Dr. Paul Sutter, who is also an astrophysicist with The Ohio State University, calls Hawking a mentor and genius who built his theories off of Einstein, Galileo and Isaac Newton.
NBC4 caught up with Sutter for a look at the man and scientist.
“The work he did, especially in the 1980s, laid the groundwork for a lot of my research into the early universe,” Sutter said.
At 21, Hawking was diagnosed with Amyotrophic Lateral Sclerosis, ALS, commonly referred to as Lou Gehrig’s disease.

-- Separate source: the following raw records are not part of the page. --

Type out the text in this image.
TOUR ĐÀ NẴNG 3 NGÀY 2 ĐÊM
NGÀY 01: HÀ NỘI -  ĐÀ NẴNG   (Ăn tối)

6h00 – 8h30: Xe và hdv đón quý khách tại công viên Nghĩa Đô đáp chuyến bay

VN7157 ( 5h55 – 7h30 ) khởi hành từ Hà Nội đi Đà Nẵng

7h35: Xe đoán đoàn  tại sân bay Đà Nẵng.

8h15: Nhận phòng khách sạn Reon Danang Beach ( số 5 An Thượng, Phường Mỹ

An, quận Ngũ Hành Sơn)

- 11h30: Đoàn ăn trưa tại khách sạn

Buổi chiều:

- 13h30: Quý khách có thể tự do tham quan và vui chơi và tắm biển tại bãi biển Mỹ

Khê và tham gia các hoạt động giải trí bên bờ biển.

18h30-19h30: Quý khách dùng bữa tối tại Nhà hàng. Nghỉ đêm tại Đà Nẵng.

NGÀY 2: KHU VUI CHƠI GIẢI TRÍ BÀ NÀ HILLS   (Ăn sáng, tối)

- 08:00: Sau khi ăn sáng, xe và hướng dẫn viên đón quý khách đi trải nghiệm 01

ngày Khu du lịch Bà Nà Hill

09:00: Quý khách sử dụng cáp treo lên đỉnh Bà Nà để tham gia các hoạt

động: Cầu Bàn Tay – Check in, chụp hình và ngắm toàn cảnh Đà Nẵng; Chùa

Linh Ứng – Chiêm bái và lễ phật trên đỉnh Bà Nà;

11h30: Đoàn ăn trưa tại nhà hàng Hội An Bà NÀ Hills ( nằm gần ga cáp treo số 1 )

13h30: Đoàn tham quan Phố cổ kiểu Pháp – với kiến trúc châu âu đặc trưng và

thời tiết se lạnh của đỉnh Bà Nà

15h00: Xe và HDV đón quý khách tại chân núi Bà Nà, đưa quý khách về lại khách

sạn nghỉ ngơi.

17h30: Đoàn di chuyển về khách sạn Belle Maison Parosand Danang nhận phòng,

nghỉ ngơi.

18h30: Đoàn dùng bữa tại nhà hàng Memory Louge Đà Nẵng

He battled it for 55 years. But Sutter said he continued to excel in his work.
“So even through over the course of decades his physical condition continued to deteriorate, his mental facilities remained razor-sharp,” he said.
Hawking used cutting-edge communication technology to keep working and communicating till the end.
“He was still able to communicate those ideas, have conversations and dialogues, disagreements with colleagues. Publish new ideas and make ground-breaking results,” Sutter said.
Hawking was also a best-selling novelist. His first, “A Brief History of Time,” was written in down-to-earth style more easily understood by the man on the street.
“It set the template for all other popular science books on cosmology and theoretical physics that came after,” said Sutter.
Sutter said should mourn Hawking’s death, but celebrate his tenacity and accomplishments.
“We are relatively lucky not just as a physics community, but in the entire world that this horrible disease did not take him as quickly as it normally does,” Sutter said.
Hawking was 76 years old when his death was announced on Wednesday.